Genes were here, rolling forward; monstrous bobs of saffron as Atwood shoved the girl into the porte and slid its door. Through the heavy bulls-eye pane the gathering monsters were a turgid yellow blur.... Then the little ship was rising, with its rocket streams flaring out like a comet tail behind it. Atwood and the girl—escaping Gods, from a world which had become a purgatory.


In the control turret they sat, staring ahead at the great stars that glittered in the black firmament. The Earth was a tiny glowing dot.

"There it is," Atwood said. "Your world, and mine. We've got the Xarite, Ah-li. You wanted to do good on that little planetoid. There'll be plenty of chance, on Earth."

"And that is Earth?" she murmured. "So small."

"It's very big," he said smilingly. "You'll see. If only my father and Dr. Johns were alive now, to greet us as we come with the Xarite. They worked so hard for this."

"Dr. Johns?" She was staring at him, startled. And then suddenly on her face and in her eyes there was the light of memory. "Dr. Johns? Why—why—"

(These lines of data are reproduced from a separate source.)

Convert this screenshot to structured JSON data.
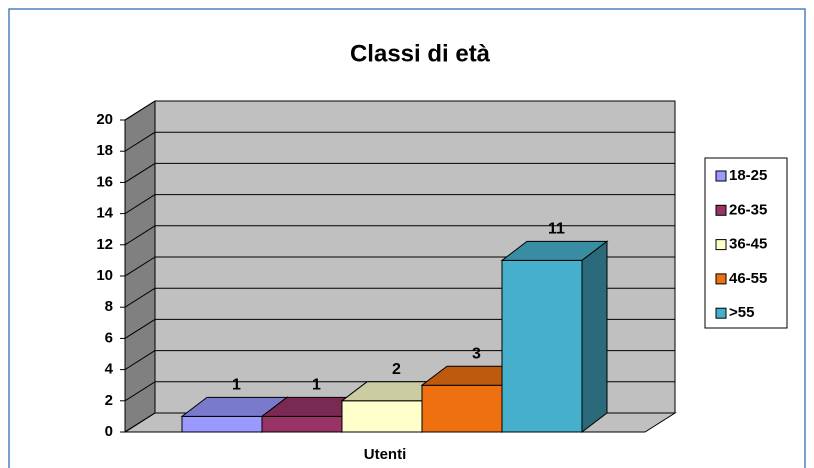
{
  "chart_data": {
    "type": "bar3d",
    "title": "Classi di età",
    "categories": [
      "Utenti"
    ],
    "series": [
      {
        "name": "18-25",
        "color": "#9999ff",
        "values": [
          1
        ]
      },
      {
        "name": "26-35",
        "color": "#993366",
        "values": [
          1
        ]
      },
      {
        "name": "36-45",
        "color": "#ffffcc",
        "values": [
          2
        ]
      },
      {
        "name": "46-55",
        "color": "#ee7010",
        "values": [
          3
        ]
      },
      {
        "name": ">55",
        "color": "#46b0cc",
        "values": [
          11
        ]
      }
    ],
    "ylim": [
      0,
      20
    ],
    "yticks": [
      0,
      2,
      4,
      6,
      8,
      10,
      12,
      14,
      16,
      18,
      20
    ],
    "grid": true,
    "legend": "right"
  }
}
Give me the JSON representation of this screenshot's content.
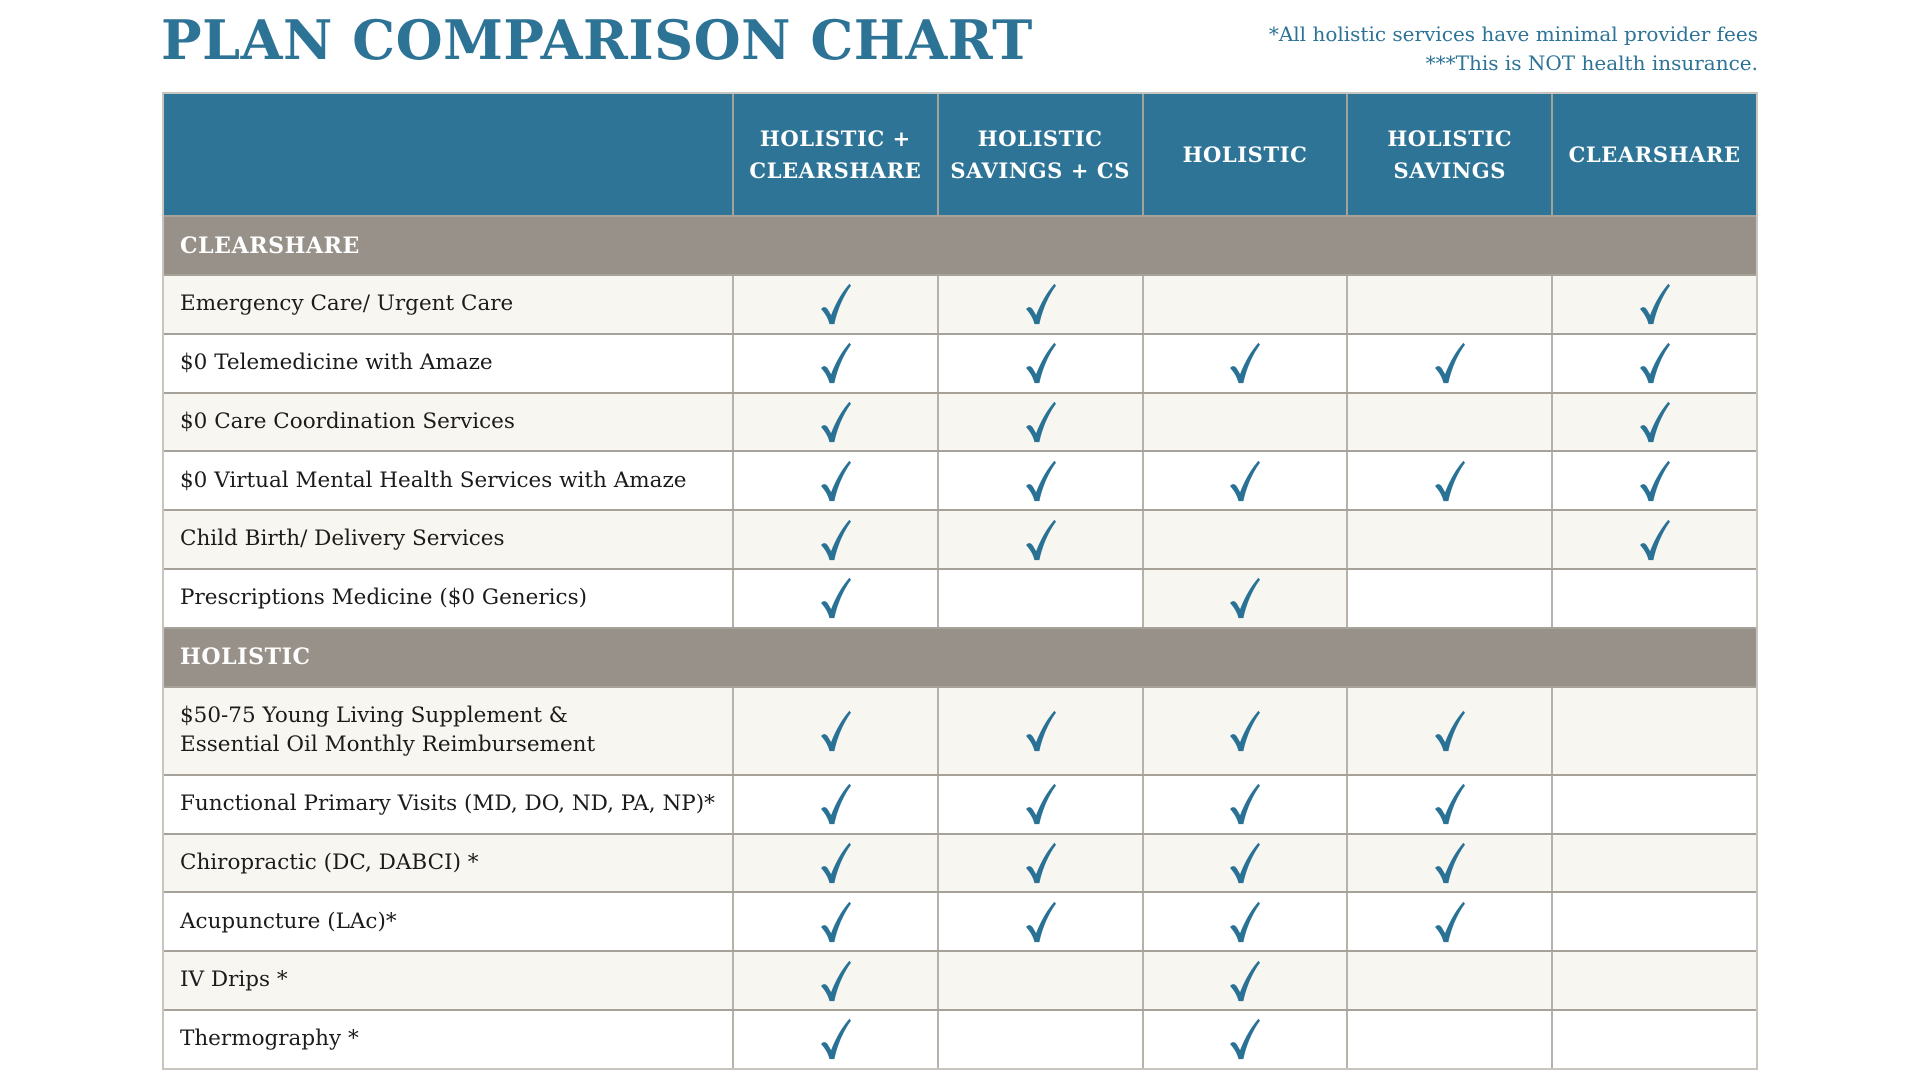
{
  "title": "PLAN COMPARISON CHART",
  "notes": [
    "*All holistic services have minimal provider fees",
    "***This is NOT health insurance."
  ],
  "colors": {
    "page_bg": "#FFFFFF",
    "accent": "#2D7396",
    "header_bg": "#2E7496",
    "header_text": "#FFFFFF",
    "section_bg": "#97918A",
    "row_bg": "#FFFFFF",
    "row_alt_bg": "#F8F6F0",
    "check": "#2A7295",
    "grid_line": "#A6A29A",
    "grid_line_v": "#B6B2AA",
    "outer_border": "#C8C5BF",
    "label_text": "#1B1B1B"
  },
  "icons": {
    "check": "check-icon"
  },
  "chart_data": {
    "type": "table",
    "title": "PLAN COMPARISON CHART",
    "legend_notes": [
      "*All holistic services have minimal provider fees",
      "***This is NOT health insurance."
    ],
    "columns": [
      "HOLISTIC +\nCLEARSHARE",
      "HOLISTIC\nSAVINGS + CS",
      "HOLISTIC",
      "HOLISTIC\nSAVINGS",
      "CLEARSHARE"
    ],
    "rows": [
      {
        "kind": "section",
        "label": "CLEARSHARE"
      },
      {
        "kind": "item",
        "label": "Emergency Care/ Urgent Care",
        "checks": [
          1,
          1,
          0,
          0,
          1
        ]
      },
      {
        "kind": "item",
        "label": "$0 Telemedicine with Amaze",
        "checks": [
          1,
          1,
          1,
          1,
          1
        ]
      },
      {
        "kind": "item",
        "label": "$0 Care Coordination Services",
        "checks": [
          1,
          1,
          0,
          0,
          1
        ]
      },
      {
        "kind": "item",
        "label": "$0 Virtual Mental Health Services with Amaze",
        "checks": [
          1,
          1,
          1,
          1,
          1
        ]
      },
      {
        "kind": "item",
        "label": "Child Birth/ Delivery Services",
        "checks": [
          1,
          1,
          0,
          0,
          1
        ]
      },
      {
        "kind": "item",
        "label": "Prescriptions Medicine ($0 Generics)",
        "checks": [
          1,
          0,
          1,
          0,
          0
        ],
        "tinted_cells": [
          0,
          0,
          1,
          0,
          0
        ]
      },
      {
        "kind": "section",
        "label": "HOLISTIC"
      },
      {
        "kind": "item",
        "label": "$50-75 Young Living Supplement &\nEssential Oil Monthly Reimbursement",
        "checks": [
          1,
          1,
          1,
          1,
          0
        ],
        "tall": true
      },
      {
        "kind": "item",
        "label": "Functional Primary Visits (MD, DO, ND, PA, NP)*",
        "checks": [
          1,
          1,
          1,
          1,
          0
        ]
      },
      {
        "kind": "item",
        "label": "Chiropractic (DC, DABCI) *",
        "checks": [
          1,
          1,
          1,
          1,
          0
        ]
      },
      {
        "kind": "item",
        "label": "Acupuncture (LAc)*",
        "checks": [
          1,
          1,
          1,
          1,
          0
        ]
      },
      {
        "kind": "item",
        "label": "IV Drips *",
        "checks": [
          1,
          0,
          1,
          0,
          0
        ]
      },
      {
        "kind": "item",
        "label": "Thermography *",
        "checks": [
          1,
          0,
          1,
          0,
          0
        ]
      }
    ]
  }
}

"Yes?" he prompted. "Try and think!"

"Dr. Johns? Why—Gloria—yes, yes there was a Gloria! Why—that is my other name! His daughter—Gloria Johns—why, of course!"

Gloria Johns.... "Then your father and mine—they were friends," Atwood murmured.

The familiar scenes of Earth would bring everything back to her. And Ah-li, Goddess of the planet, would be gone. There would just be Gloria Johns.

They sat gazing at the immensity of Space—at the tiny dot of light which was their great world waiting for them.